The first panelist, Prof. Laura K. Donahue, spoke about surveillance; the second, Prof. Dan Saxon, spoke about autonomous weaponry and artificial intelligence. Nathanial Freitas, a tech developer, described his efforts to create software to support the work of human rights activists. Jay Aronson, of Carnegie Mellon University, explored the evidentiary opportunities and challenges posed by the hundreds of thousands of videos—some showing war crimes and human rights violations—that have been posted online from Syria during the ongoing conflict there.

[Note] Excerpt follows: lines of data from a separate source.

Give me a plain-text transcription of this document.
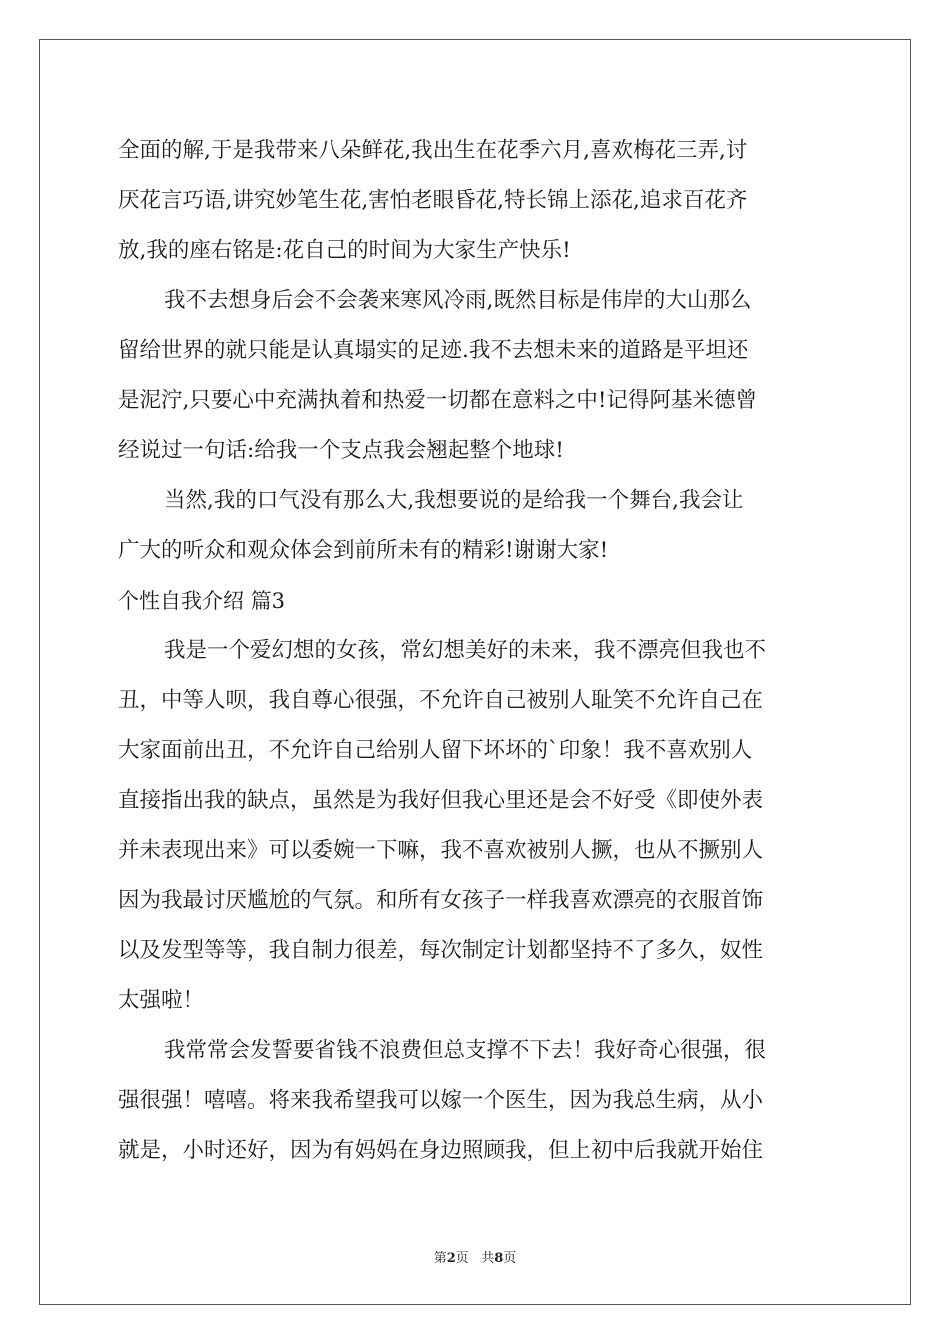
全面的解,于是我带来八朵鲜花,我出生在花季六月,喜欢梅花三弄,讨
厌花言巧语,讲究妙笔生花,害怕老眼昏花,特长锦上添花,追求百花齐
放,我的座右铭是:花自己的时间为大家生产快乐!
我不去想身后会不会袭来寒风冷雨,既然目标是伟岸的大山那么
留给世界的就只能是认真塌实的足迹.我不去想未来的道路是平坦还
是泥泞,只要心中充满执着和热爱一切都在意料之中!记得阿基米德曾
经说过一句话:给我一个支点我会翘起整个地球!
当然,我的口气没有那么大,我想要说的是给我一个舞台,我会让
广大的听众和观众体会到前所未有的精彩!谢谢大家!
个性自我介绍 篇3
我是一个爱幻想的女孩，常幻想美好的未来，我不漂亮但我也不
丑，中等人呗，我自尊心很强，不允许自己被别人耻笑不允许自己在
大家面前出丑，不允许自己给别人留下坏坏的`印象！我不喜欢别人
直接指出我的缺点，虽然是为我好但我心里还是会不好受《即使外表
并未表现出来》可以委婉一下嘛，我不喜欢被别人撅，也从不撅别人
因为我最讨厌尴尬的气氛。和所有女孩子一样我喜欢漂亮的衣服首饰
以及发型等等，我自制力很差，每次制定计划都坚持不了多久，奴性
太强啦！
我常常会发誓要省钱不浪费但总支撑不下去！我好奇心很强，很
强很强！嘻嘻。将来我希望我可以嫁一个医生，因为我总生病，从小
就是，小时还好，因为有妈妈在身边照顾我，但上初中后我就开始住
第2页 共8页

The tone of the panel was cautiously optimistic, with a dash of gee whiz. Rather than wring their hands over the danger that pervasive modern surveillance poses to the right of privacy, or that drone warfare poses to the fundamental right to life, the panelists touted the advantages of encryption and sang the praises of social media. They discussed the work that they and other have done to take advantage of new technologies, and to bring their benefits to the human rights field. As the moderator, Prof. Molly Land, explained at the outset, the challenge is to harness continuing technological developments so that they are used to advance human rights.
Yet if recent years have shown tech’s enormous benefits, they have also demonstrated its risks. Near the end of the discussion, Professor Land offered up another, more equivocal observation: that perhaps what makes technology useful for human rights purposes is also what makes it a danger to human rights.